The following methodology is striped down to the bare bones.  Additional information to include detailed explanation, background, and examples are linked where appropriate.  Basic assumptions are noted and user modifications that can be made to the base model coefficients are described.

1. Inventory

Conduct a stand inventory by species and diameter at breast height.  At a minimum, you need a per unit area estimate of density by 2-inch (5-cm) diameter class.  The inventory should include trees down to the 6-inch class (lower is better).

2. Analysis

Download the Pro-B calculator (if asked for an e-mail address, simply close the dialog box).  The file defaults to read-only; save-as to your computer to allow editing.

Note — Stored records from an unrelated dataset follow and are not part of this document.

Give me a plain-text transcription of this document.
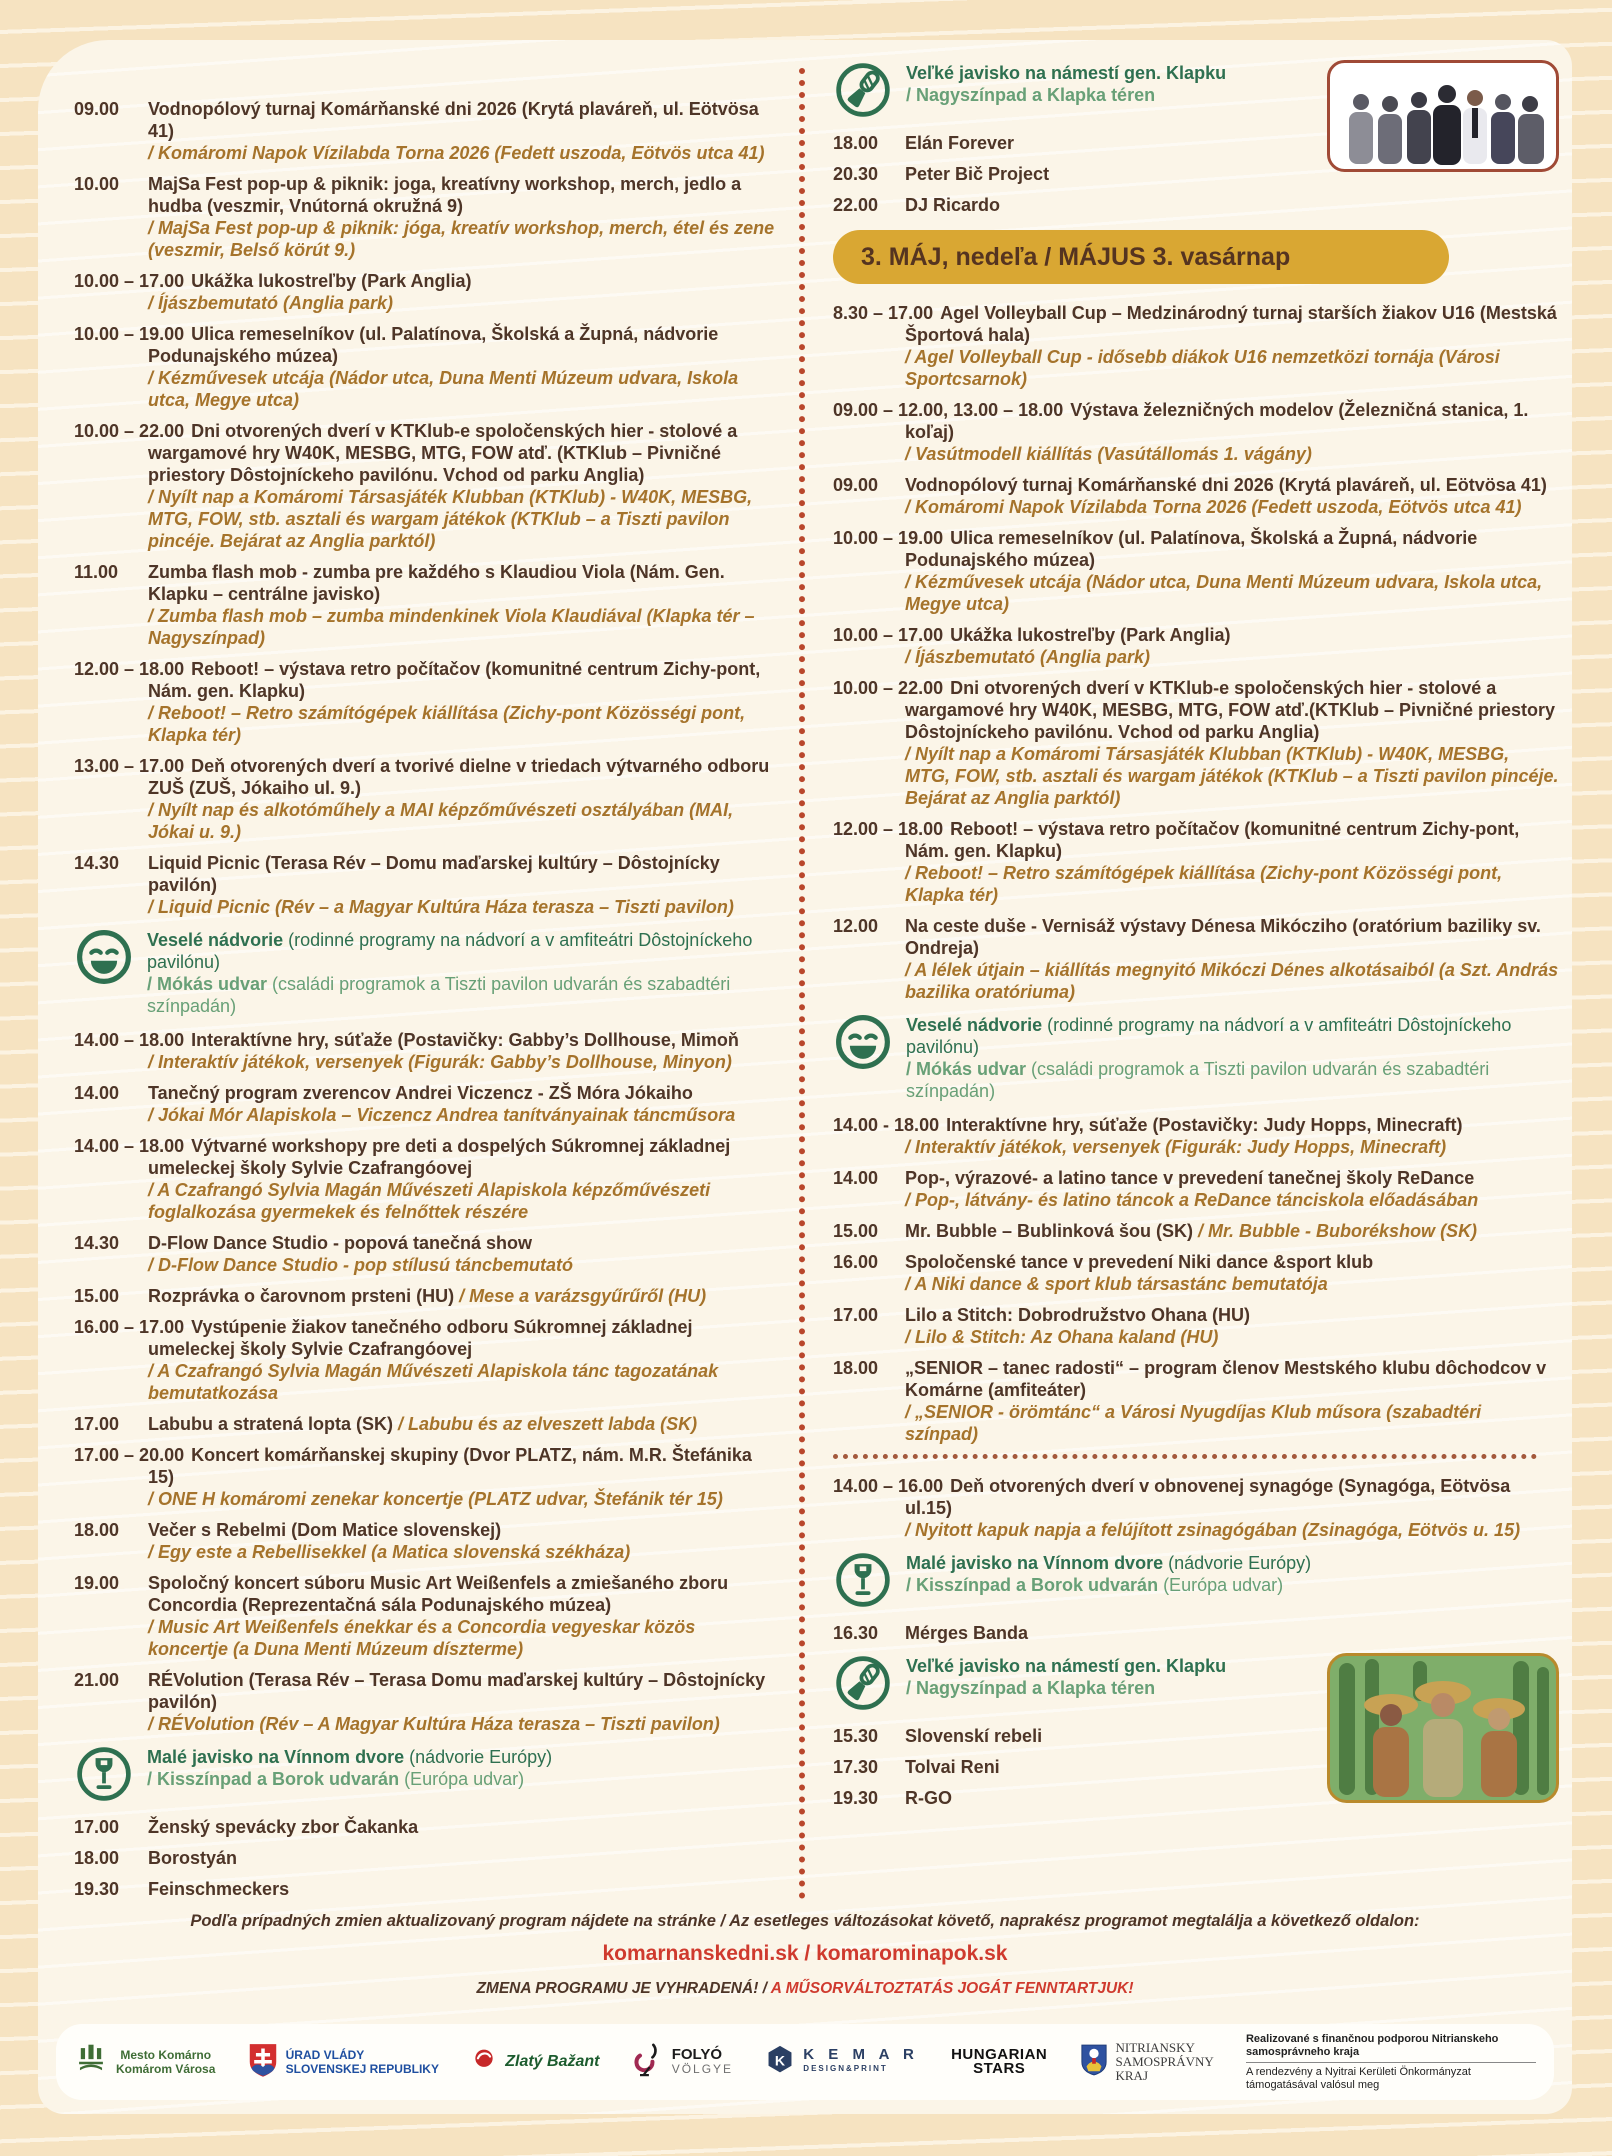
09.00 Vodnopólový turnaj Komárňanské dni 2026 (Krytá plaváreň, ul. Eötvösa 41)

/ Komáromi Napok Vízilabda Torna 2026 (Fedett uszoda, Eötvös utca 41)

10.00 MajSa Fest pop-up & piknik: joga, kreatívny workshop, merch, jedlo a hudba (veszmir, Vnútorná okružná 9)

/ MajSa Fest pop-up & piknik: jóga, kreatív workshop, merch, étel és zene (veszmir, Belső körút 9.)

10.00 – 17.00 Ukážka lukostreľby (Park Anglia)

/ Íjászbemutató (Anglia park)

10.00 – 19.00 Ulica remeselníkov (ul. Palatínova, Školská a Župná, nádvorie Podunajského múzea)

/ Kézművesek utcája (Nádor utca, Duna Menti Múzeum udvara, Iskola utca, Megye utca)

10.00 – 22.00 Dni otvorených dverí v KTKlub-e spoločenských hier - stolové a wargamové hry W40K, MESBG, MTG, FOW atď. (KTKlub – Pivničné priestory Dôstojníckeho pavilónu. Vchod od parku Anglia)

/ Nyílt nap a Komáromi Társasjáték Klubban (KTKlub) - W40K, MESBG, MTG, FOW, stb. asztali és wargam játékok (KTKlub – a Tiszti pavilon pincéje. Bejárat az Anglia parktól)

11.00 Zumba flash mob - zumba pre každého s Klaudiou Viola (Nám. Gen. Klapku – centrálne javisko)

/ Zumba flash mob – zumba mindenkinek Viola Klaudiával (Klapka tér – Nagyszínpad)

12.00 – 18.00 Reboot! – výstava retro počítačov (komunitné centrum Zichy-pont, Nám. gen. Klapku)

/ Reboot! – Retro számítógépek kiállítása (Zichy-pont Közösségi pont, Klapka tér)

13.00 – 17.00 Deň otvorených dverí a tvorivé dielne v triedach výtvarného odboru ZUŠ (ZUŠ, Jókaiho ul. 9.)

/ Nyílt nap és alkotóműhely a MAI képzőművészeti osztályában (MAI, Jókai u. 9.)

14.30 Liquid Picnic (Terasa Rév – Domu maďarskej kultúry – Dôstojnícky pavilón)

/ Liquid Picnic (Rév – a Magyar Kultúra Háza terasza – Tiszti pavilon)

Veselé nádvorie (rodinné programy na nádvorí a v amfiteátri Dôstojníckeho pavilónu)

/ Mókás udvar (családi programok a Tiszti pavilon udvarán és szabadtéri színpadán)

14.00 – 18.00 Interaktívne hry, súťaže (Postavičky: Gabby’s Dollhouse, Mimoň

/ Interaktív játékok, versenyek (Figurák: Gabby’s Dollhouse, Minyon)

14.00 Tanečný program zverencov Andrei Viczencz - ZŠ Móra Jókaiho

/ Jókai Mór Alapiskola – Viczencz Andrea tanítványainak táncműsora

14.00 – 18.00 Výtvarné workshopy pre deti a dospelých Súkromnej základnej umeleckej školy Sylvie Czafrangóovej

/ A Czafrangó Sylvia Magán Művészeti Alapiskola képzőművészeti foglalkozása gyermekek és felnőttek részére

14.30 D-Flow Dance Studio - popová tanečná show

/ D-Flow Dance Studio - pop stílusú táncbemutató

15.00 Rozprávka o čarovnom prsteni (HU) / Mese a varázsgyűrűről (HU)

16.00 – 17.00 Vystúpenie žiakov tanečného odboru Súkromnej základnej umeleckej školy Sylvie Czafrangóovej

/ A Czafrangó Sylvia Magán Művészeti Alapiskola tánc tagozatának bemutatkozása

17.00 Labubu a stratená lopta (SK) / Labubu és az elveszett labda (SK)

17.00 – 20.00 Koncert komárňanskej skupiny (Dvor PLATZ, nám. M.R. Štefánika 15)

/ ONE H komáromi zenekar koncertje (PLATZ udvar, Štefánik tér 15)

18.00 Večer s Rebelmi (Dom Matice slovenskej)

/ Egy este a Rebellisekkel (a Matica slovenská székháza)

19.00 Spoločný koncert súboru Music Art Weißenfels a zmiešaného zboru Concordia (Reprezentačná sála Podunajského múzea)

/ Music Art Weißenfels énekkar és a Concordia vegyeskar közös koncertje (a Duna Menti Múzeum díszterme)

21.00 RÉVolution (Terasa Rév – Terasa Domu maďarskej kultúry – Dôstojnícky pavilón)

/ RÉVolution (Rév – A Magyar Kultúra Háza terasza – Tiszti pavilon)

Malé javisko na Vínnom dvore (nádvorie Európy)

/ Kisszínpad a Borok udvarán (Európa udvar)

17.00 Ženský spevácky zbor Čakanka

18.00 Borostyán

19.30 Feinschmeckers

Veľké javisko na námestí gen. Klapku

/ Nagyszínpad a Klapka téren

18.00 Elán Forever

20.30 Peter Bič Project

22.00 DJ Ricardo

3. MÁJ, nedeľa / MÁJUS 3. vasárnap

8.30 – 17.00 Agel Volleyball Cup – Medzinárodný turnaj starších žiakov U16 (Mestská Športová hala)

/ Agel Volleyball Cup - idősebb diákok U16 nemzetközi tornája (Városi Sportcsarnok)

09.00 – 12.00, 13.00 – 18.00 Výstava železničných modelov (Železničná stanica, 1. koľaj)

/ Vasútmodell kiállítás (Vasútállomás 1. vágány)

09.00 Vodnopólový turnaj Komárňanské dni 2026 (Krytá plaváreň, ul. Eötvösa 41)

/ Komáromi Napok Vízilabda Torna 2026 (Fedett uszoda, Eötvös utca 41)

10.00 – 19.00 Ulica remeselníkov (ul. Palatínova, Školská a Župná, nádvorie Podunajského múzea)

/ Kézművesek utcája (Nádor utca, Duna Menti Múzeum udvara, Iskola utca, Megye utca)

10.00 – 17.00 Ukážka lukostreľby (Park Anglia)

/ Íjászbemutató (Anglia park)

10.00 – 22.00 Dni otvorených dverí v KTKlub-e spoločenských hier - stolové a wargamové hry W40K, MESBG, MTG, FOW atď.(KTKlub – Pivničné priestory Dôstojníckeho pavilónu. Vchod od parku Anglia)

/ Nyílt nap a Komáromi Társasjáték Klubban (KTKlub) - W40K, MESBG, MTG, FOW, stb. asztali és wargam játékok (KTKlub – a Tiszti pavilon pincéje. Bejárat az Anglia parktól)

12.00 – 18.00 Reboot! – výstava retro počítačov (komunitné centrum Zichy-pont, Nám. gen. Klapku)

/ Reboot! – Retro számítógépek kiállítása (Zichy-pont Közösségi pont, Klapka tér)

12.00 Na ceste duše - Vernisáž výstavy Dénesa Mikócziho (oratórium baziliky sv. Ondreja)

/ A lélek útjain – kiállítás megnyitó Mikóczi Dénes alkotásaiból (a Szt. András bazilika oratóriuma)

Veselé nádvorie (rodinné programy na nádvorí a v amfiteátri Dôstojníckeho pavilónu)

/ Mókás udvar (családi programok a Tiszti pavilon udvarán és szabadtéri színpadán)

14.00 - 18.00 Interaktívne hry, súťaže (Postavičky: Judy Hopps, Minecraft)

/ Interaktív játékok, versenyek (Figurák: Judy Hopps, Minecraft)

14.00 Pop-, výrazové- a latino tance v prevedení tanečnej školy ReDance

/ Pop-, látvány- és latino táncok a ReDance tánciskola előadásában

15.00 Mr. Bubble – Bublinková šou (SK) / Mr. Bubble - Buborékshow (SK)

16.00 Spoločenské tance v prevedení Niki dance &sport klub

/ A Niki dance & sport klub társastánc bemutatója

17.00 Lilo a Stitch: Dobrodružstvo Ohana (HU)

/ Lilo & Stitch: Az Ohana kaland (HU)

18.00 „SENIOR – tanec radosti“ – program členov Mestského klubu dôchodcov v Komárne (amfiteáter)

/ „SENIOR - örömtánc“ a Városi Nyugdíjas Klub műsora (szabadtéri színpad)

14.00 – 16.00 Deň otvorených dverí v obnovenej synagóge (Synagóga, Eötvösa ul.15)

/ Nyitott kapuk napja a felújított zsinagógában (Zsinagóga, Eötvös u. 15)

Malé javisko na Vínnom dvore (nádvorie Európy)

/ Kisszínpad a Borok udvarán (Európa udvar)

16.30 Mérges Banda

Veľké javisko na námestí gen. Klapku

/ Nagyszínpad a Klapka téren

15.30 Slovenskí rebeli

17.30 Tolvai Reni

19.30 R-GO

Podľa prípadných zmien aktualizovaný program nájdete na stránke / Az esetleges változásokat követő, naprakész programot megtalálja a következő oldalon:
komarnanskedni.sk / komarominapok.sk
ZMENA PROGRAMU JE VYHRADENÁ! / A MŰSORVÁLTOZTATÁS JOGÁT FENNTARTJUK!
Mesto Komárno
Komárom Városa
ÚRAD VLÁDY
SLOVENSKEJ REPUBLIKY	Zlatý Bažant	FOLYÓ
VÖLGYE
K K E M A R
DESIGN&PRINT
HUNGARIAN
STARS
NITRIANSKY
SAMOSPRÁVNY
KRAJ
Realizované s finančnou podporou Nitrianskeho samosprávneho kraja
A rendezvény a Nyitrai Kerületi Önkormányzat támogatásával valósul meg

Define the diameter structure of your residual stand.

Default values are shown above.

  • Values for largest diameter tree (LDT) should be no larger than the largest trees in your current inventory.  If your desired future condition includes larger trees, this value should be modified in future cutting cycles only when those larger trees are present in the stand.
  • Determine your desired residual basal area of the stand.  This should be a function of the shade tolerance of your desired species (potentially modified by the shade tolerance of their competitors).  See discussion under ecological foundations.
  • q-value controls the depletion curve (see discussion under ecological foundations).

Input your inventory data into the calculator in the yellow highlighted column:

The marking guide (as well as graphic depictions of the current and target diameter distributions) are automatically generated.

3. Marking the stand

Consider any constraints, restrictions, or rules that the timber marker should consider when selecting individual trees for removal or retention (these will be a function of the landowner’s objectives).  Common rules might include (but are not limited to):

  • take the worst and leave the best
  • remove less desirable species
  • adjust spacing to release residual trees
  • retain potential snags or live cavity trees

Part of the efficiency of the Pro-B method is that all trees fall into only one of three size classes (four classes if trees larger than 20-inches are retained) for marking purposes.  Thus, the number of trees that are near those class boundaries and might need measurement is fairly small.  Until the marker develops proficiency in ocular estimation of diameter, they should measure any stem that is borderline.

Video of pre-marking size class calibration

Using our example above, the marking instructions are:

  1. Mark no trees 6-inches DBH or below
  2. Mark 2 of every 5 trees between 8 and 12 inches DBH
  3. Mark 1 of 5 greater than 14 inches

Because these are 2-inch size classes the actual cutoffs between classes are 7 inches and 13 inches respectively.

Pro-B is truly a one-pass method for marking a selection stand.  As a timber marker enters the stand (again using our example above), they ignore any stems < 7 inches DBH.  Of the first 5 trees they encounter in the 8 through 12 inch class, they mark 2 of them; of the first 5 trees in the 14 inch or larger classes they see, one should be marked.  Thus, the proper proportion of removal is taken as the marker moves throughout the stand.  If there are portions of the stand that have few or no large trees, then in those locations, few or none are marked.  Where density is higher, the marking becomes heavier, again in direct proportion to the prescribed removal rate.

Video of density dependent marking

Video of Pro-B marking around natural gap

Video of crew marking a longleaf pine stand

A common question is, what should be done when there are 4 or 5 high quality trees together and the guide says to mark 2 of them?  The answer is, mark two of them…adjust spacing or remove the two worst of those five high quality stems; follow the proportional rate of removal.  Similarly, if a section of the stand is of inferior quality, follow the proportions even though it means leaving the best of the worst trees in that location.  You are still managing growing space vertically through the canopy and horizontally across the stand.